La campagne menée par les États-Unis contre les rebelles houthis, éclipsée par la guerre entre Israël et le Hamas dans la bande de Gaza, s’est transformée en la bataille navale la plus intense que la marine ait connue depuis la Seconde Guerre mondiale, ont déclaré ses dirigeants et ses experts à l’Associated Press.

Le combat oppose la mission de la marine, qui consiste à maintenir les voies navigables internationales ouvertes, à un groupe dont l’ancien arsenal, composé de fusils d’assaut et de camionnettes, s’est transformé en une réserve apparemment inépuisable de drones, de missiles et d’autres types d’armes. Depuis novembre, les attaques quasi-quotidiennes des Houthis ont clairement pris pour cible plus de 50 navires, tandis que le volume du trafic maritime a chuté dans le corridor vital de la mer Rouge qui mène au canal de Suez et à la Méditerranée.

Les Houthis affirment que ces attaques visent à mettre fin à la guerre à Gaza et à soutenir les Palestiniens, mais elles interviennent alors qu’ils tentent de renforcer leur position au Yémen. Tout porte à croire que la guerre va s’intensifier, exposant les marins américains, leurs alliés et les navires commerciaux à des risques accrus.

« Je ne pense pas que les gens comprennent vraiment à quel point ce que nous faisons est mortellement sérieux et à quel point les navires continuent d’être menacés », a déclaré à l’AP le commandant Eric Blomberg, de l’USS Laboon, lors d’une visite de son navire de guerre en mer Rouge.
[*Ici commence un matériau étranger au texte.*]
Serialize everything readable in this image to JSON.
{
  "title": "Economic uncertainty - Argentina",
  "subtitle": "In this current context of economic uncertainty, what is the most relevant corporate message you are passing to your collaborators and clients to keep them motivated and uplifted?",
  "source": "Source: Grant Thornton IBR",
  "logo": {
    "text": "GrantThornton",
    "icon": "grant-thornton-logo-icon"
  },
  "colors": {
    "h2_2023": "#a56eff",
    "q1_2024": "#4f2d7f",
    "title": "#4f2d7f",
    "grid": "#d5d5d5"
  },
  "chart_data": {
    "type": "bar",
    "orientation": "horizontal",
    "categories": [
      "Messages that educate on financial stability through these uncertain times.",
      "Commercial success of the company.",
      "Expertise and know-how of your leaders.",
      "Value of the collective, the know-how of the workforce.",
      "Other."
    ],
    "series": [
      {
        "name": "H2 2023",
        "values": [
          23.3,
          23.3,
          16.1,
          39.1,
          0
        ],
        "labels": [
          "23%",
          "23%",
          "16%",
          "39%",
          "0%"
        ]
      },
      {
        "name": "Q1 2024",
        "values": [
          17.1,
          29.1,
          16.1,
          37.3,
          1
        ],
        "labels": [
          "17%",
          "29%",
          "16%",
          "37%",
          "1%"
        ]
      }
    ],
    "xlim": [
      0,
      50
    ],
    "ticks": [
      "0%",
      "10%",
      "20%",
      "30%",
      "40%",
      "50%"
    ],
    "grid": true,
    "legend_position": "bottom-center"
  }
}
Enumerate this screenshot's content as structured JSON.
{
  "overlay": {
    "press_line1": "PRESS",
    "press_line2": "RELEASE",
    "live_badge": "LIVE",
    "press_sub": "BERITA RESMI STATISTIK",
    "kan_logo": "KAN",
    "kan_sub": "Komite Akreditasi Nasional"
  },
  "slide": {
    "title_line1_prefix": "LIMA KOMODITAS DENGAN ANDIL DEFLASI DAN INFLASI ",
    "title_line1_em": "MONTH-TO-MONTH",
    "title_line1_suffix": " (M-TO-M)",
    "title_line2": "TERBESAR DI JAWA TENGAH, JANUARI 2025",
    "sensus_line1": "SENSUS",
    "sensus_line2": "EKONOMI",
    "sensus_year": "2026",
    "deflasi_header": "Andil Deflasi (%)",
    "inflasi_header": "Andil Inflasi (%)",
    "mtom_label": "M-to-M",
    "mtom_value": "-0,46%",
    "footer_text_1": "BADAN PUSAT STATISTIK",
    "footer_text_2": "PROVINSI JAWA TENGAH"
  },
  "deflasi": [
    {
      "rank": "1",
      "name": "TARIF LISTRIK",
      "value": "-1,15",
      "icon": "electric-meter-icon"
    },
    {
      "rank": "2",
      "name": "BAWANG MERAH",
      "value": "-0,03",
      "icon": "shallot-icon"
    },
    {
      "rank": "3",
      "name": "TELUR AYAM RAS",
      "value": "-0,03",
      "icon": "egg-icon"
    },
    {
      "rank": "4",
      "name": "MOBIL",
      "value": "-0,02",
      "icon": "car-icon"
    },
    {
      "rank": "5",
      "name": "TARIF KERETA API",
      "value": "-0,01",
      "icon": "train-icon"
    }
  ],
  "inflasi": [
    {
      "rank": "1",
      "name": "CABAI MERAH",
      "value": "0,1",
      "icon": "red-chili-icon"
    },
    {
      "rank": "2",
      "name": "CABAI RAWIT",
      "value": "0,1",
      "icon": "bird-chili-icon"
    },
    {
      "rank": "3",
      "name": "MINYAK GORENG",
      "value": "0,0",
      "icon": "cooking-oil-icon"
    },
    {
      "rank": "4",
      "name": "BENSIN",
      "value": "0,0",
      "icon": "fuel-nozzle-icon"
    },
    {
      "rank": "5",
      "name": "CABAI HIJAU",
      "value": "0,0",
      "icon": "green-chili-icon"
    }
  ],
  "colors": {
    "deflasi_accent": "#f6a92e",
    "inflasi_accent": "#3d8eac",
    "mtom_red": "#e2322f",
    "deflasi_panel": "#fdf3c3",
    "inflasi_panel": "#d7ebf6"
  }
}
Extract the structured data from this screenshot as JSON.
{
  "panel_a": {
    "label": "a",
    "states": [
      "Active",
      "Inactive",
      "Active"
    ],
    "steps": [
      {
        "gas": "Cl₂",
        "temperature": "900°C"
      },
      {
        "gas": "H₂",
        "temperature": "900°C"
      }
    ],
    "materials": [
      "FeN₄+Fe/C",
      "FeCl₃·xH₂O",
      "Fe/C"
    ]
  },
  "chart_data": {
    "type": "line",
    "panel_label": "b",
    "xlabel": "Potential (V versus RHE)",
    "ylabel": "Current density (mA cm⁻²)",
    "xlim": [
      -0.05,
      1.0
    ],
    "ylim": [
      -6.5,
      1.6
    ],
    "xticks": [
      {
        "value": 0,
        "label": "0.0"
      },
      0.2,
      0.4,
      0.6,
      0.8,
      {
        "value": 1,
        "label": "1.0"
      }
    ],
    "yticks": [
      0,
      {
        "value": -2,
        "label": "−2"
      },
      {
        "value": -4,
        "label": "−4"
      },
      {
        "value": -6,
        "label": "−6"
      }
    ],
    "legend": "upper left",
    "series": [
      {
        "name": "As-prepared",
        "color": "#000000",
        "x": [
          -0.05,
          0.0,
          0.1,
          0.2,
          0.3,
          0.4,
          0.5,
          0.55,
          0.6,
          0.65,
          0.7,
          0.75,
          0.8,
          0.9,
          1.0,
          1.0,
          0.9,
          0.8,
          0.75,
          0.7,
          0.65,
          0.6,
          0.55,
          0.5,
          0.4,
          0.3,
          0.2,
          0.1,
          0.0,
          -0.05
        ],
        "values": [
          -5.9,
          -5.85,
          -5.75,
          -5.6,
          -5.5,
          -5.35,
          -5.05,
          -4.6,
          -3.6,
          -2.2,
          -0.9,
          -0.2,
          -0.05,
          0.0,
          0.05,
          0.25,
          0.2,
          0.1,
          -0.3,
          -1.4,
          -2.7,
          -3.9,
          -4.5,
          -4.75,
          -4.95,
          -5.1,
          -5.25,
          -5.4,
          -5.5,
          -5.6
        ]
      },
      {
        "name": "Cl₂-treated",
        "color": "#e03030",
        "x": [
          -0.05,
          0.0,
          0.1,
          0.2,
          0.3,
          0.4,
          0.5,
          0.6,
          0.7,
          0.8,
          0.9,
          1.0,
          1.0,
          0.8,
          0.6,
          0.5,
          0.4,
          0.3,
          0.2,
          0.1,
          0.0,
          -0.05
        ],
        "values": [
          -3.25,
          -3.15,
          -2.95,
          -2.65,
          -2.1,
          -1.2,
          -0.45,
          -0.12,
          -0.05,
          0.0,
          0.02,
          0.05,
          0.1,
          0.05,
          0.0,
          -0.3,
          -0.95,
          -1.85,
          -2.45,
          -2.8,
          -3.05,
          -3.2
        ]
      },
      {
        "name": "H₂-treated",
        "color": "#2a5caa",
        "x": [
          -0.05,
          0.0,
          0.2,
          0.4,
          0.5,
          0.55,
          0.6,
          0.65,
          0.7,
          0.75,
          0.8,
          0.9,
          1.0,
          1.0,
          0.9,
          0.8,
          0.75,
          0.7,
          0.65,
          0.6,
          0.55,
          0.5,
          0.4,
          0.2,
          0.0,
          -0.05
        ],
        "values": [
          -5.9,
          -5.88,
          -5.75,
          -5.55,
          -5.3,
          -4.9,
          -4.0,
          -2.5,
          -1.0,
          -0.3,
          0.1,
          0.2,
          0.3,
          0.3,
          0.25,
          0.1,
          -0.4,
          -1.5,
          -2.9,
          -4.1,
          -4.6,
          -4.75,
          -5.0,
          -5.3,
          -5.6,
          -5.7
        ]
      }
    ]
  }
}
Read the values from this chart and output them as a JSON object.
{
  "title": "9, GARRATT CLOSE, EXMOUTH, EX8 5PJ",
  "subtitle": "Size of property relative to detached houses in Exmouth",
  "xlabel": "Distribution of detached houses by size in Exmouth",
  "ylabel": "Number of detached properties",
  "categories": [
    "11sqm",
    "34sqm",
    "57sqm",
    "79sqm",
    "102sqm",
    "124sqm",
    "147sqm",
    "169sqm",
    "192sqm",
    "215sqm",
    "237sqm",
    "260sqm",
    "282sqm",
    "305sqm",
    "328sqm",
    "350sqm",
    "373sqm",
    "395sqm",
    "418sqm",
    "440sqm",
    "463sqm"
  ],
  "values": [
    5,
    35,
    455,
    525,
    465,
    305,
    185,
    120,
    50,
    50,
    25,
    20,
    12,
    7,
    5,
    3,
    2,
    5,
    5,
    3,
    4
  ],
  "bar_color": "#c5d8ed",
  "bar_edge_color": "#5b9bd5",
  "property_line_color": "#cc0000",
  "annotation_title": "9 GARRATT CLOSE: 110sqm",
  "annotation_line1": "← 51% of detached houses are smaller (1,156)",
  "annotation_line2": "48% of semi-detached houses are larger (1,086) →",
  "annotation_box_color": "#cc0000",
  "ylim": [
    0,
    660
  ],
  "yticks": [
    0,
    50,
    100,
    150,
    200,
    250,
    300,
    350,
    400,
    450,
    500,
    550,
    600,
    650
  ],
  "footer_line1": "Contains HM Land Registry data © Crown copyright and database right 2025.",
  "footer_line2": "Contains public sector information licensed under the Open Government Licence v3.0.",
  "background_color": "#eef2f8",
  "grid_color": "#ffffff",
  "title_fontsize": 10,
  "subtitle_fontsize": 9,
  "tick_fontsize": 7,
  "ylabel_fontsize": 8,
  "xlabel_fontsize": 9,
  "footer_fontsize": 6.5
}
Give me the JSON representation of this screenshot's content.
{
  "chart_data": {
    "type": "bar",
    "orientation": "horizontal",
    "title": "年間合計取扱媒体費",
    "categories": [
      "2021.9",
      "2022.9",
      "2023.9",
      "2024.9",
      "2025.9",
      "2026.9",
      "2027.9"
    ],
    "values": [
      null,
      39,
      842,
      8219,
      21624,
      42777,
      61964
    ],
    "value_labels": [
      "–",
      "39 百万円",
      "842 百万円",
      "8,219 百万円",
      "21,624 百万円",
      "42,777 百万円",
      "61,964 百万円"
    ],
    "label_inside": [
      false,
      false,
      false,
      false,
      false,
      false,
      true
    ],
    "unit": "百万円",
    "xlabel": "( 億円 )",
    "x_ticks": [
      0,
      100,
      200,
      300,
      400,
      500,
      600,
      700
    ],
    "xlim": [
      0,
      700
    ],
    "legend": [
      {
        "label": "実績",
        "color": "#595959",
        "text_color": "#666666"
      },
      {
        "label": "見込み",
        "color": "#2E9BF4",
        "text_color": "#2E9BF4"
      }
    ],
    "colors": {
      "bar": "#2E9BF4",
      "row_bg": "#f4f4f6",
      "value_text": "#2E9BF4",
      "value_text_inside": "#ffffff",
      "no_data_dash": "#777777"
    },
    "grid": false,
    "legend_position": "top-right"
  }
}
« Nous n’avons à nous tromper qu’une seule fois », a-t-il ajouté. « Les Houthis n’ont plus qu’à en faire passer une.
Quelques secondes pour agir

Le rythme des tirs est visible sur le destroyer de classe Arleigh Burke, où la peinture autour des écoutilles de ses nacelles de missiles a été brûlée par les tirs répétés. Ses marins ont parfois quelques secondes pour confirmer un tir des Houthis, se concerter avec d’autres navires et ouvrir le feu sur un barrage de missiles qui peut se déplacer à une vitesse proche ou supérieure à celle du son.

« C’est chaque jour, chaque quart, et certains de nos navires sont là depuis plus de sept mois », a déclaré le capitaine David Wroe, le commodore qui supervise les destroyers à missiles guidés.

Lors d’une série de tirs le 9 janvier, le Laboon, d’autres navires et des F/A-18 du porte-avions USS Dwight D. Eisenhower ont abattu 18 drones, deux missiles de croisière antinavires et un missile balistique lancé par les Houthis.

Presque tous les jours – à l’exception du mois de jeûne musulman du Ramadan – les Houthis lancent des missiles, des drones ou d’autres types d’attaques en mer Rouge, dans le golfe d’Aden et dans l’étroit détroit de Bab el-Mandeb, qui relie les voies navigables et sépare l’Afrique de la péninsule arabique.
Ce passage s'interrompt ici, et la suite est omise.